Well, we made it to the second week of school and both kids are home sick.  My daughter started feeling sick last Friday night and spent the 4-day weekend at home feeling miserable.  All the Labor Day plans had to be canceled or changed.  Yesterday my son came home from school saying he had a headache and complained about the loud classrooms.  I thought here we go again.  I've been bracing myself for this.  He went right into his room and slept the evening away, even refusing dinner.  When I went to check on him he was sweaty and told me he thinks he has a fever.  Sure enough, 101.6.  The fever is gone but his throat still hurts.  My daughter was complaining of a headache this morning so it's day 2 of no school.   One of the several things I dislike about government controlled schools is they only allow 10  out of 180 school days of parental excused absences.  I really don't feel like running my kids to the doctor every time they are sick when I know how to treat them at home, all for a note.  

I just wish parents were capable of leaving their kids home when they are sick.  My son said a kid in his class kept coughing on him.  It's ridiculous! 

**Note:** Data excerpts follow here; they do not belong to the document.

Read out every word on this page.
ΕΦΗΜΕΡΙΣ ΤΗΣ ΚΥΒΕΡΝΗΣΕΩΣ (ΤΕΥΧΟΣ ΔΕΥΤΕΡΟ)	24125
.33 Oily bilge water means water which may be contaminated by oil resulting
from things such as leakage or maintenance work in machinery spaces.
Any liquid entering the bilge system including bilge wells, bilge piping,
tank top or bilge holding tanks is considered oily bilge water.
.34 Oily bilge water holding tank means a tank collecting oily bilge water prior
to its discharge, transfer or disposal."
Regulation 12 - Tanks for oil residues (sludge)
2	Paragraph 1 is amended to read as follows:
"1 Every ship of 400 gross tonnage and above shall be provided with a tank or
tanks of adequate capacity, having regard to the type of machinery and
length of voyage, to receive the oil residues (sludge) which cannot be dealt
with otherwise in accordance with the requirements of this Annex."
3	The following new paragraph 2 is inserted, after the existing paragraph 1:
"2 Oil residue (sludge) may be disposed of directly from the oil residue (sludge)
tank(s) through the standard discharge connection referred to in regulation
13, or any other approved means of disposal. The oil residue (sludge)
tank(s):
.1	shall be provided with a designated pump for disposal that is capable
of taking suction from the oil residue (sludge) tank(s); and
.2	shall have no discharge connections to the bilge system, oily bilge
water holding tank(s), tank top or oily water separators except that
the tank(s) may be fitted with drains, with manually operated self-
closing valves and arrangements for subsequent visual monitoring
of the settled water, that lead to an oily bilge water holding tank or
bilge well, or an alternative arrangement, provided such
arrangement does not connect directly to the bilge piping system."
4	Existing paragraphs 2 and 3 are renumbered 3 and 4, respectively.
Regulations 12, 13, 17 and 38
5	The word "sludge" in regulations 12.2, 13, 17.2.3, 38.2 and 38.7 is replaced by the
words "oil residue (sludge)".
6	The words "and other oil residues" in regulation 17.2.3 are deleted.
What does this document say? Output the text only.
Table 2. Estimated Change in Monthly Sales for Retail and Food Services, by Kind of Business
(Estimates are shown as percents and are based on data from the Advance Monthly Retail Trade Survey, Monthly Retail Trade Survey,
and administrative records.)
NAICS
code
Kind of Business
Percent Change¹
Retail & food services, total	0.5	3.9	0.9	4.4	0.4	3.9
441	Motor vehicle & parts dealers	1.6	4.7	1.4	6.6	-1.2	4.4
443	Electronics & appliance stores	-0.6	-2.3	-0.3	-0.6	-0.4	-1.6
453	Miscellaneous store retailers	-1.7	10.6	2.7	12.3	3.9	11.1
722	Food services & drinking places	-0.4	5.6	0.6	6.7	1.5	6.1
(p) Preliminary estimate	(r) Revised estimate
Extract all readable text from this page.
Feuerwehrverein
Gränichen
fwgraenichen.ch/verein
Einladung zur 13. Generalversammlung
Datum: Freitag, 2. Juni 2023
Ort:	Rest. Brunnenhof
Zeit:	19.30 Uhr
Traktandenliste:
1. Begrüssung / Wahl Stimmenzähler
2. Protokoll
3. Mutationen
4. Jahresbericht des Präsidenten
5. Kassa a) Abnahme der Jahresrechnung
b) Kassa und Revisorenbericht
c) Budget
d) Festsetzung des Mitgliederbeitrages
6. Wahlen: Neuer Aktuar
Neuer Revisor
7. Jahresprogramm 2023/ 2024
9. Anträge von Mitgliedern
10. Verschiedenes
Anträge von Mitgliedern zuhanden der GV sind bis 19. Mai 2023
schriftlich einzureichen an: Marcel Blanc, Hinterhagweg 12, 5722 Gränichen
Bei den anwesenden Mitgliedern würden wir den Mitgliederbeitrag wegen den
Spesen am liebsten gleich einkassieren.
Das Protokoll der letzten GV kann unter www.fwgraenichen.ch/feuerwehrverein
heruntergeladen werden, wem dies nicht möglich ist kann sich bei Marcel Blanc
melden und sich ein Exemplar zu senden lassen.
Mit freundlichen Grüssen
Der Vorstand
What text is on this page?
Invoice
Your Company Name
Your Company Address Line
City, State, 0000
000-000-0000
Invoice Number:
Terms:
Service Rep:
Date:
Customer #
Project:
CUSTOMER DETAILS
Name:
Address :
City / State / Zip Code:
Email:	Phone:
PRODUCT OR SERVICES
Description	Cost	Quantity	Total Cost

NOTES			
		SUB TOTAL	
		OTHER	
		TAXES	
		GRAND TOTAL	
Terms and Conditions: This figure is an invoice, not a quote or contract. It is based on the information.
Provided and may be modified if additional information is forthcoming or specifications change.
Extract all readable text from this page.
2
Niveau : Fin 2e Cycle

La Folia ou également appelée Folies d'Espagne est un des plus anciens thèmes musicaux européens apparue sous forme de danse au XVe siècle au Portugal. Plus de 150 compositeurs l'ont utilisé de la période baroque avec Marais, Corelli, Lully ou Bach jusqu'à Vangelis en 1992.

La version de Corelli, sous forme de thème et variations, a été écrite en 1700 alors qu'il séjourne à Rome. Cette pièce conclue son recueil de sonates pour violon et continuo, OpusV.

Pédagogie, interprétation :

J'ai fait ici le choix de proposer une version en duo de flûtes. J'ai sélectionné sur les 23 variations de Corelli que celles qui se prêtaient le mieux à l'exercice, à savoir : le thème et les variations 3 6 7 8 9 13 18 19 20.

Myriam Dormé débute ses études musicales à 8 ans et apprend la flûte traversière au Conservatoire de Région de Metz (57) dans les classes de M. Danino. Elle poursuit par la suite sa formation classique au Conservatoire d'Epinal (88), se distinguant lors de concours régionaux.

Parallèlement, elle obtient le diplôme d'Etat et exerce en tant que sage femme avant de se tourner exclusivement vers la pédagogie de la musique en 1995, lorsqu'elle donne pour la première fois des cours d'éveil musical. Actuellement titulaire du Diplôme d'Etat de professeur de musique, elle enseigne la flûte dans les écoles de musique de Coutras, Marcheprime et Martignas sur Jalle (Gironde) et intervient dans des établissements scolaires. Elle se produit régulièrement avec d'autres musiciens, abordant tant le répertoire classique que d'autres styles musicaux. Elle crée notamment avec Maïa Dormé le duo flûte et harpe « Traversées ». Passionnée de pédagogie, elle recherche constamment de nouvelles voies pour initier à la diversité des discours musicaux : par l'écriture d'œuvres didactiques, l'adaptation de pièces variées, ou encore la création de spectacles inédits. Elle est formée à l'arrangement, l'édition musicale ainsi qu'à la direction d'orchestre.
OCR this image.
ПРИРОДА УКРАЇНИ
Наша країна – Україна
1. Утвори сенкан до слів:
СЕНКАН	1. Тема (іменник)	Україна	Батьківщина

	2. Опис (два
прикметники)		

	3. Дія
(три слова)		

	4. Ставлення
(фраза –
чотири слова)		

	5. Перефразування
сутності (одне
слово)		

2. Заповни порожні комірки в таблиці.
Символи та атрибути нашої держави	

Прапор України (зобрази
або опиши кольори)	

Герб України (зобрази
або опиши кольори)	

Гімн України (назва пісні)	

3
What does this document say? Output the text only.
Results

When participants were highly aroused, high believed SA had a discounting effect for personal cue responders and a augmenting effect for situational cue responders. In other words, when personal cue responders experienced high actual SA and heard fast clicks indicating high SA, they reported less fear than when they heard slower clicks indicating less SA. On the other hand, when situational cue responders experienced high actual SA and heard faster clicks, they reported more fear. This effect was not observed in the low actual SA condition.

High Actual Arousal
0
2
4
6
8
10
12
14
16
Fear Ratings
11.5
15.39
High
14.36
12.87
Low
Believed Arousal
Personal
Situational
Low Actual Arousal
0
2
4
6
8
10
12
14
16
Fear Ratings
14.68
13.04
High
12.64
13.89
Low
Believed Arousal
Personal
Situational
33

I'm sure I gave homeschool moms a reason to be thankful to homeschool.  

September Is Here

 Hello September!  Here's a random picture taken from my backyard.  As I sit on the patio sipping what's left of my coffee.  The same cup I've been trying to finish since 7:30 this morning.   

Its a beautiful 63° right now and a preview of autumn is in the air.  There are still 21 more days of summer left and I will savor it until the very end.  That means my fall decorations stay in the attic until the calendar tells me the new season has arrived.  But I will enjoy the cooler temperature as the cicadas sing loudly from the row of pine trees.   

I have been really bad at tending to the weeds in my little garden and it looks like everything is getting ready to die away but there are more tomatoes and peppers than I'll know what to do with and I'm grateful for that.  Next year the goal is to expand and add more vegetables.  

The month starts with a 4-day weekend so the kids are home.  Right now they are playing video games but later they want to go shopping to look for Crocs.  I remember when Crocs first came out they were considered ugly and people would get picked on for wearing them.  Now they are popular among kids of all ages.  Some of the styles of today I question.   Like, boys getting perms and teens wearing pajama pants to school.  That was all unheard of in my school days.  But I'm sure my parents questioned the styles of the 1990's too.  Well, as I think back I now wonder on some things but I also see a lot that is being brought back too.  Nowadays it seems to be a mix of old and new and that's pretty neat.  

Yesterday a local orchard had my name listed for free ice cream so after work I took the kids.  They reminded me that we have ice cream at home but I said, "Yeah but this has my name on it."  I had to pay for theirs.  

The orchard also has outdoor games that the kids played with for a bit.  
Then I dropped the girl off at our town's carnival so she could meet her dad, who was already there campaigning for the upcoming election for school board.  My son and I didn't stay as I had to be at his school for parent night but I did get some pictures sent to me.  

The weekend ahead will be busy.  It's always busy for us but we all enjoy it that way.  

Have a great Labor Day weekend friends!   I'm grateful for those of you who always stop in.